An example in which the system of this embodiment is specifically applied to a cement crushing process will be described next. A laser diffraction type particle size measuring device was used, and cement samples were sampled from the process and dispersed in a gas phase to measure particle size distribution. The rotational speed and air volume of the air separator were controlled so that this measured value became the required value. At the same time, data regarding this particle size was entered into a computer.
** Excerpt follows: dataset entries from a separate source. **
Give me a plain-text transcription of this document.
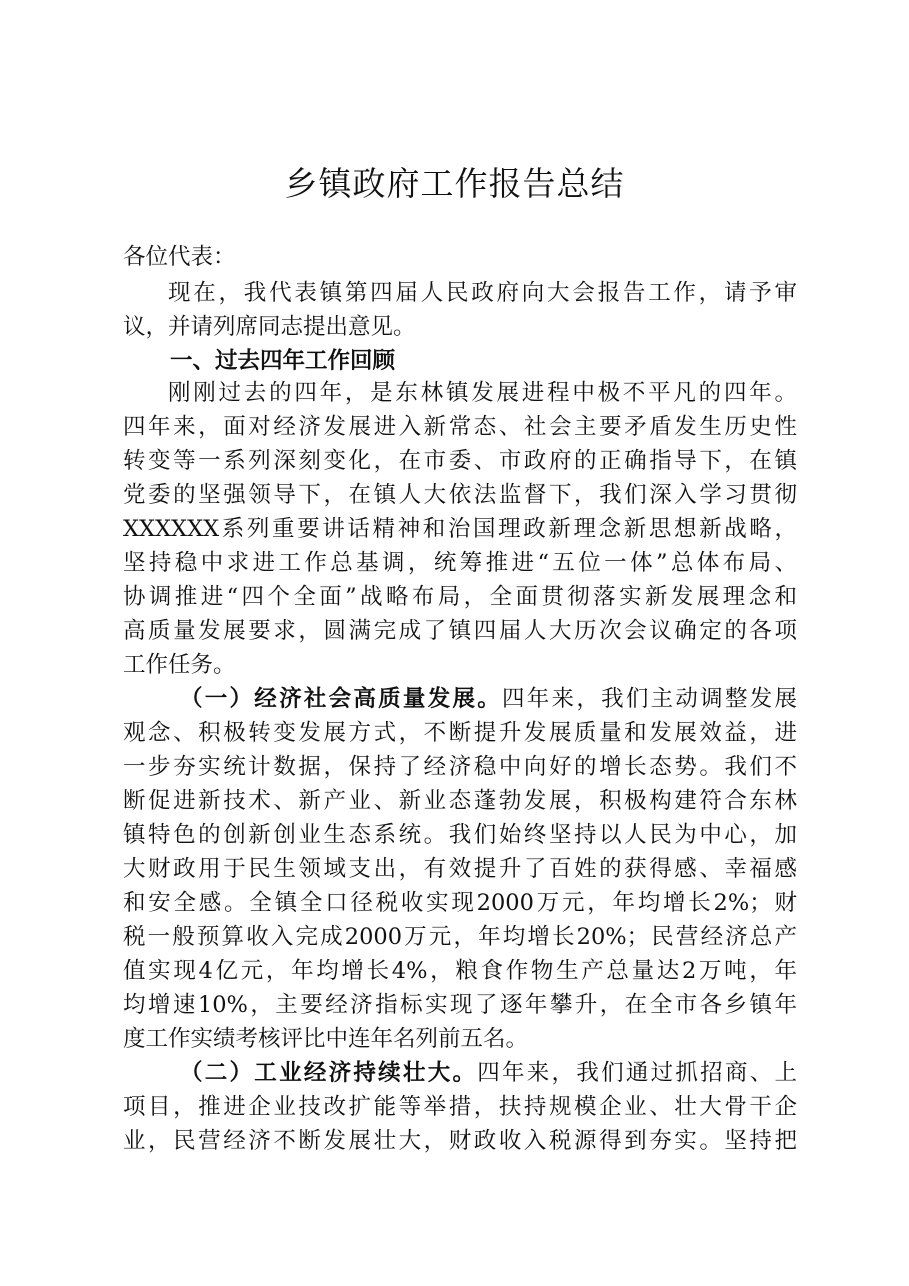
乡镇政府工作报告总结
各位代表：
现在，我代表镇第四届人民政府向大会报告工作，请予审
议，并请列席同志提出意见。
一、过去四年工作回顾
刚刚过去的四年，是东林镇发展进程中极不平凡的四年。
四年来，面对经济发展进入新常态、社会主要矛盾发生历史性
转变等一系列深刻变化，在市委、市政府的正确指导下，在镇
党委的坚强领导下，在镇人大依法监督下，我们深入学习贯彻
XXXXXX系列重要讲话精神和治国理政新理念新思想新战略，
坚持稳中求进工作总基调，统筹推进“五位一体”总体布局、
协调推进“四个全面”战略布局，全面贯彻落实新发展理念和
高质量发展要求，圆满完成了镇四届人大历次会议确定的各项
工作任务。
（一）经济社会高质量发展。四年来，我们主动调整发展
观念、积极转变发展方式，不断提升发展质量和发展效益，进
一步夯实统计数据，保持了经济稳中向好的增长态势。我们不
断促进新技术、新产业、新业态蓬勃发展，积极构建符合东林
镇特色的创新创业生态系统。我们始终坚持以人民为中心，加
大财政用于民生领域支出，有效提升了百姓的获得感、幸福感
和安全感。全镇全口径税收实现2000万元，年均增长2%；财
税一般预算收入完成2000万元，年均增长20%；民营经济总产
值实现4亿元，年均增长4%，粮食作物生产总量达2万吨，年
均增速10%，主要经济指标实现了逐年攀升，在全市各乡镇年
度工作实绩考核评比中连年名列前五名。
（二）工业经济持续壮大。四年来，我们通过抓招商、上
项目，推进企业技改扩能等举措，扶持规模企业、壮大骨干企
业，民营经济不断发展壮大，财政收入税源得到夯实。坚持把
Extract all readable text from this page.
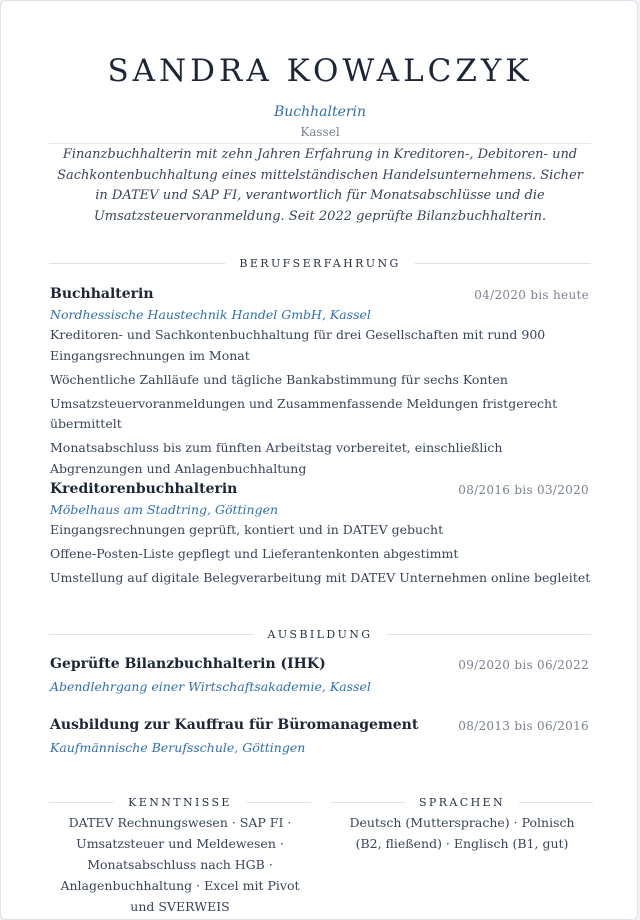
SANDRA KOWALCZYK
Buchhalterin
Kassel
Finanzbuchhalterin mit zehn Jahren Erfahrung in Kreditoren-, Debitoren- und Sachkontenbuchhaltung eines mittelständischen Handelsunternehmens. Sicher in DATEV und SAP FI, verantwortlich für Monatsabschlüsse und die Umsatzsteuervoranmeldung. Seit 2022 geprüfte Bilanzbuchhalterin.
BERUFSERFAHRUNG
Buchhalterin	04/2020 bis heute
Nordhessische Haustechnik Handel GmbH, Kassel
Kreditoren- und Sachkontenbuchhaltung für drei Gesellschaften mit rund 900 Eingangsrechnungen im Monat
Wöchentliche Zahlläufe und tägliche Bankabstimmung für sechs Konten
Umsatzsteuervoranmeldungen und Zusammenfassende Meldungen fristgerecht übermittelt
Monatsabschluss bis zum fünften Arbeitstag vorbereitet, einschließlich Abgrenzungen und Anlagenbuchhaltung
Kreditorenbuchhalterin	08/2016 bis 03/2020
Möbelhaus am Stadtring, Göttingen
Eingangsrechnungen geprüft, kontiert und in DATEV gebucht
Offene-Posten-Liste gepflegt und Lieferantenkonten abgestimmt
Umstellung auf digitale Belegverarbeitung mit DATEV Unternehmen online begleitet
AUSBILDUNG
Geprüfte Bilanzbuchhalterin (IHK)	09/2020 bis 06/2022
Abendlehrgang einer Wirtschaftsakademie, Kassel
Ausbildung zur Kauffrau für Büromanagement	08/2013 bis 06/2016
Kaufmännische Berufsschule, Göttingen
KENNTNISSE
DATEV Rechnungswesen · SAP FI · Umsatzsteuer und Meldewesen · Monatsabschluss nach HGB · Anlagenbuchhaltung · Excel mit Pivot und SVERWEIS
SPRACHEN
Deutsch (Muttersprache) · Polnisch (B2, fließend) · Englisch (B1, gut)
The crusher was a tube mill, and its load was determined from the amount of mill passage, that is, the power consumption of the drive motor of the bucket elevator, which is a conveyor at the mill exit. The amount retained in the mill can also be detected by detecting sound using other known means, such as a microphone. The initial value of mill load control is set by a person. After that, when you give the computer a command to start searching for the optimum point, the computer checks whether the fineness and the amount passing through the mill match the target values, and if they do, it starts integrating the amount of grinding and power. After a pre-specified time has elapsed, the average grinding efficiency is calculated. During this time, if an abnormality is detected in the amount passing through the mill or the degree of fineness, the integration is cleared and the integration is restarted after the grinding system is stabilized.

Next, the mill passing amount set value is changed by a predetermined width in a predetermined direction. Simultaneously with this change, the separator is operated as a feed forward control for expected fineness changes. Once the amount passing through the mill and the degree of fineness are stabilized, the amount of grinding and power are integrated to calculate the grinding efficiency for this set value. After calculating the average grinding efficiency,
Compare with the crushing efficiency at the previous setting value. Then, the settings are changed by a predetermined width in the direction of more efficient grinding.

With this method, the waiting time after changing the setting value was shortened from 90 minutes to 40 to 70 minutes, and the accuracy of searching for the optimal setting value was also improved.

(Effects of the Invention) As described above, according to the present invention, by using information on fineness control for load optimum setting value search control, the optimum setting value search is performed with higher precision, faster speed, and higher efficiency than in the past. Allows control of the mold grinding system.

[Brief explanation of drawings]

FIG. 1 is a block diagram showing a schematic configuration of a crushing system according to an embodiment of the present invention, and FIG. 2 is a flowchart for explaining the operation of the apparatus of the embodiment. DESCRIPTION OF SYMBOLS 1...Crusher, 2...Separator, 3...Feeder, 4...Bucket elevator, 5...Crusher load measuring device, 6...Controller, 7...Calculator, 8...
...Powdness measuring device, 9...Controller.

Claims (1)

[Claims] 1. In a method for controlling a grinding system, the grinding efficiency is determined by varying the load control setting value of the grinder, and the optimum setting value for the load that maximizes the grinding efficiency is automatically searched. A method for controlling a grinding system, characterized in that, in addition to feedback control to keep the powder level constant, feed-forward control of the fineness of a product is performed in accordance with a change in a set value for load control.